The “Fighting Cocks,” St Albans
(Ancient Inn near the Ford across the Ver)]
Did space permit, reference might be made to old houses in Hertford, Berkhampstead, and other towns and villages, but the facts mentioned are sufficient to indicate the interest of the county to antiquarians in the matter of ancient buildings, and before concluding this section we must not omit to mention what is certainly not the least interesting of all Hertfordshire antiquities—the Cross at Waltham which Edward erected to his beloved Queen Eleanor; the last before arriving in London of the fifteen commemorating the resting-place of her body on its journey from Grantham to Westminster Abbey in 1290.
Waltham Cross
[19. Communications—Past and Present.
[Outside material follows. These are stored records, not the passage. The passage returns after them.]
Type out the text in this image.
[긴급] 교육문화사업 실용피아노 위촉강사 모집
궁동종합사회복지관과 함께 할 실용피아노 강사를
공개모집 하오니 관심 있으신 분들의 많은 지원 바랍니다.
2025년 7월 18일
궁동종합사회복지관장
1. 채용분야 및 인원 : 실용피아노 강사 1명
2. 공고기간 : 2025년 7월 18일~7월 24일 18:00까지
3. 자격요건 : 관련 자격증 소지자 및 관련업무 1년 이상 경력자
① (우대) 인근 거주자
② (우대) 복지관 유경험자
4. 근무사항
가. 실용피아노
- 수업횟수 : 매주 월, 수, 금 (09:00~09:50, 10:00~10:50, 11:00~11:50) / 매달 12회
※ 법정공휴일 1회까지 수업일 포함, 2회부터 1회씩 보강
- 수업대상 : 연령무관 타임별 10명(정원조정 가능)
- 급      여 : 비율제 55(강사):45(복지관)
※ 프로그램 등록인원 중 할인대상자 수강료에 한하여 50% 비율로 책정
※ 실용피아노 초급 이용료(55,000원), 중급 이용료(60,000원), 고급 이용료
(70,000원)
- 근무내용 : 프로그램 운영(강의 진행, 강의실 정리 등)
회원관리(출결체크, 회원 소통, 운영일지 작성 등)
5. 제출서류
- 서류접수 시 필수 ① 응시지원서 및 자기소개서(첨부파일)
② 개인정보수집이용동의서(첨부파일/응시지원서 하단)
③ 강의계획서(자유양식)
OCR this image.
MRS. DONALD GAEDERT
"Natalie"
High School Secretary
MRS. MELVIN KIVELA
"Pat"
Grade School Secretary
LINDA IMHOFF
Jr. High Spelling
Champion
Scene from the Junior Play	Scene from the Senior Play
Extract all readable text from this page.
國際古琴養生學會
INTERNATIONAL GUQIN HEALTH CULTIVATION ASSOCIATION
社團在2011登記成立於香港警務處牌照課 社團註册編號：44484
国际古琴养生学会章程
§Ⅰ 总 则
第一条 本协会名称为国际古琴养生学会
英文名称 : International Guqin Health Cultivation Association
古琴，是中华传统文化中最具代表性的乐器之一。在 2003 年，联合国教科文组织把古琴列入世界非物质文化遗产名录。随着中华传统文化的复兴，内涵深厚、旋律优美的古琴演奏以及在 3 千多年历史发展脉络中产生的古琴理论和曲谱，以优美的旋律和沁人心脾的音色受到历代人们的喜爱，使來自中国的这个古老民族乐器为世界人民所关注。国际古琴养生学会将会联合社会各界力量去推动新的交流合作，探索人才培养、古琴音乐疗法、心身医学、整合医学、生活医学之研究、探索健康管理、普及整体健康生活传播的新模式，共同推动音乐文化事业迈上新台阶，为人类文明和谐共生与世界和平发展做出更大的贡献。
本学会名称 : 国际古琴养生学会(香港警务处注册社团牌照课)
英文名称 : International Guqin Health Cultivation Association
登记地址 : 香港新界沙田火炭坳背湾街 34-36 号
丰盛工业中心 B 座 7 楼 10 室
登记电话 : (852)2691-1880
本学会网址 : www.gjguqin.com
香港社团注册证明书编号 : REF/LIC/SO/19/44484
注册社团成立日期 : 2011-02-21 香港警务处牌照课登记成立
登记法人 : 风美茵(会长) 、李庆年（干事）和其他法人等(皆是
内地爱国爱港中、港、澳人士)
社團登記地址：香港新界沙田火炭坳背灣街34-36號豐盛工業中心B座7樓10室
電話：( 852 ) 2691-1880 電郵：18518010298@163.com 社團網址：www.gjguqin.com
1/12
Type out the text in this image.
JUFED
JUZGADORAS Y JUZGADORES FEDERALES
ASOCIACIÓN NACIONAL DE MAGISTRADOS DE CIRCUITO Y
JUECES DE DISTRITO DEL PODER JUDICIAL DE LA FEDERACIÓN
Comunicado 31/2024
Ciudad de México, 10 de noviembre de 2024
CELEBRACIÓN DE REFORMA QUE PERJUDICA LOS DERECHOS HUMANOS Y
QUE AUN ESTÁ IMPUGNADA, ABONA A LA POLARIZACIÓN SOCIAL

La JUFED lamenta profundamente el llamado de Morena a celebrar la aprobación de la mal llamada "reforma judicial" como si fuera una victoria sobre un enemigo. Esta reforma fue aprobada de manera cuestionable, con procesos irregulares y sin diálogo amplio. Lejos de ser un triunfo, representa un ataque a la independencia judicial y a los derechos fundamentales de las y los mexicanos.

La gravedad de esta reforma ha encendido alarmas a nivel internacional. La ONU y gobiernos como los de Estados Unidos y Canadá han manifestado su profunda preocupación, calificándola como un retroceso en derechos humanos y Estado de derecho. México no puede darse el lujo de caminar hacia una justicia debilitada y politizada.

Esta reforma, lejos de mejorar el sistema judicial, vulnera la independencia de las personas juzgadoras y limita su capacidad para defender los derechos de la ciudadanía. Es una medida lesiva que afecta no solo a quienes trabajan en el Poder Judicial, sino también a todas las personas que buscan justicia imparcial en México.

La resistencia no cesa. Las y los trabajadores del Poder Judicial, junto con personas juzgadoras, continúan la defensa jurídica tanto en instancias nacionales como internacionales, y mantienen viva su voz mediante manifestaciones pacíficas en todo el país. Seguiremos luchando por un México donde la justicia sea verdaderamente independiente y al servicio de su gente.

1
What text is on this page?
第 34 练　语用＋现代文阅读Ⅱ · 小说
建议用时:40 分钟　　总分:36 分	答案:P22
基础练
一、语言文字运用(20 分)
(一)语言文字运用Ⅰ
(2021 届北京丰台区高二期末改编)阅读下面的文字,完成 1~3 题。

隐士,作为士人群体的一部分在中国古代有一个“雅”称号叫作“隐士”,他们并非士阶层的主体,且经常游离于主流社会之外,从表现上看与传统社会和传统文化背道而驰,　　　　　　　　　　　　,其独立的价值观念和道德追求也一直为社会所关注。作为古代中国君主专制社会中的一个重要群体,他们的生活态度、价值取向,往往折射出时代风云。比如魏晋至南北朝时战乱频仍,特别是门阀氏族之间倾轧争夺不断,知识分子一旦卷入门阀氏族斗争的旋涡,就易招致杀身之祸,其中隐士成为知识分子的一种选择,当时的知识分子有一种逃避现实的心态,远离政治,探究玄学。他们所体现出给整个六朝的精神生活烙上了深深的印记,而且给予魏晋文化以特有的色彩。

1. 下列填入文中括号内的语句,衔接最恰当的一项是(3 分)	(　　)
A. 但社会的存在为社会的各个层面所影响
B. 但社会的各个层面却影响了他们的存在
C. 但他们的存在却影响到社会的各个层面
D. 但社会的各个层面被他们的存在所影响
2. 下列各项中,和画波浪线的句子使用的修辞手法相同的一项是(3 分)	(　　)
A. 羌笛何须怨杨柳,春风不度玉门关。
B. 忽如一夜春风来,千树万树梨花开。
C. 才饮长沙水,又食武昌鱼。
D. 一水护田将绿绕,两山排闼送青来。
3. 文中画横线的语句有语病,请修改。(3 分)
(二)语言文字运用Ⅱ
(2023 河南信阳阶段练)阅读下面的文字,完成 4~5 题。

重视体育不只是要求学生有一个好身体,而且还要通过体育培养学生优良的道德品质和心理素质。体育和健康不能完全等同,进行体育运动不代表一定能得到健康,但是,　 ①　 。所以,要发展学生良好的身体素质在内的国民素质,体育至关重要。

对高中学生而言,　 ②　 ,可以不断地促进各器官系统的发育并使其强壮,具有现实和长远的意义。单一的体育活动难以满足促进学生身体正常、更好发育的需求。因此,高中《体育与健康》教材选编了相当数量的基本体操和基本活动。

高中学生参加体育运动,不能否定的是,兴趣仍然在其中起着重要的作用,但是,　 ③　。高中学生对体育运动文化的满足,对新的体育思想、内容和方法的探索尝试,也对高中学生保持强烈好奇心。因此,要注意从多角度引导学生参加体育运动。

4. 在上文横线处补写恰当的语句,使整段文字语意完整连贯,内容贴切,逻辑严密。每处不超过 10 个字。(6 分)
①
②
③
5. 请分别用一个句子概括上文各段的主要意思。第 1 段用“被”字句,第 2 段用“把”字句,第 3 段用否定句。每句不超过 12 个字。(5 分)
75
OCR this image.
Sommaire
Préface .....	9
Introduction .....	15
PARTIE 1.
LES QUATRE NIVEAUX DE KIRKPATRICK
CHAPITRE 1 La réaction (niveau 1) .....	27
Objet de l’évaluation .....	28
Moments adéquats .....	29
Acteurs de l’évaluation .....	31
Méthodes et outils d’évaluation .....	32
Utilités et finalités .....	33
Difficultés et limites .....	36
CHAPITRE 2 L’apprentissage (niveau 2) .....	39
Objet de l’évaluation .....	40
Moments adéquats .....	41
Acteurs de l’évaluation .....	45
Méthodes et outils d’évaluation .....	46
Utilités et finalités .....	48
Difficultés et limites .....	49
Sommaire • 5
Roads, Railways, Canals.]
Lying as it does on the direct route from the metropolis to the north and north-west of England, and containing in its western portion the formerly important city of Verulam, Hertfordshire, as might be expected, is traversed by several trunk roads leading in those directions, two of which date from Roman times. What these lines of communication were in pre-Roman days we have no means of knowing, although it is probable that they were little more than rude tracks through the great forest, or “weald,” which in those days extended some forty miles to the north of London, and afforded shelter to the great wild ox, red deer, wild boars, bears, and wolves. Road-making was a special attribute of the ancient Romans; and after they had constructed highways from their early stations in Kent, they probably set to work on those in the counties to the northward of London. So well made and so straight were these ancient Roman roads that many of them (with in some cases a certain amount of local deviation) have remained the main highways of the country down to the present day. Immediately before the introduction of railways, when the coaching traffic was brought to its highest pitch of development, these main trunk roads—thanks to the invention of Macadam—were maintained in superb condition, though with the extension of the railway system some of them were allowed to deteriorate.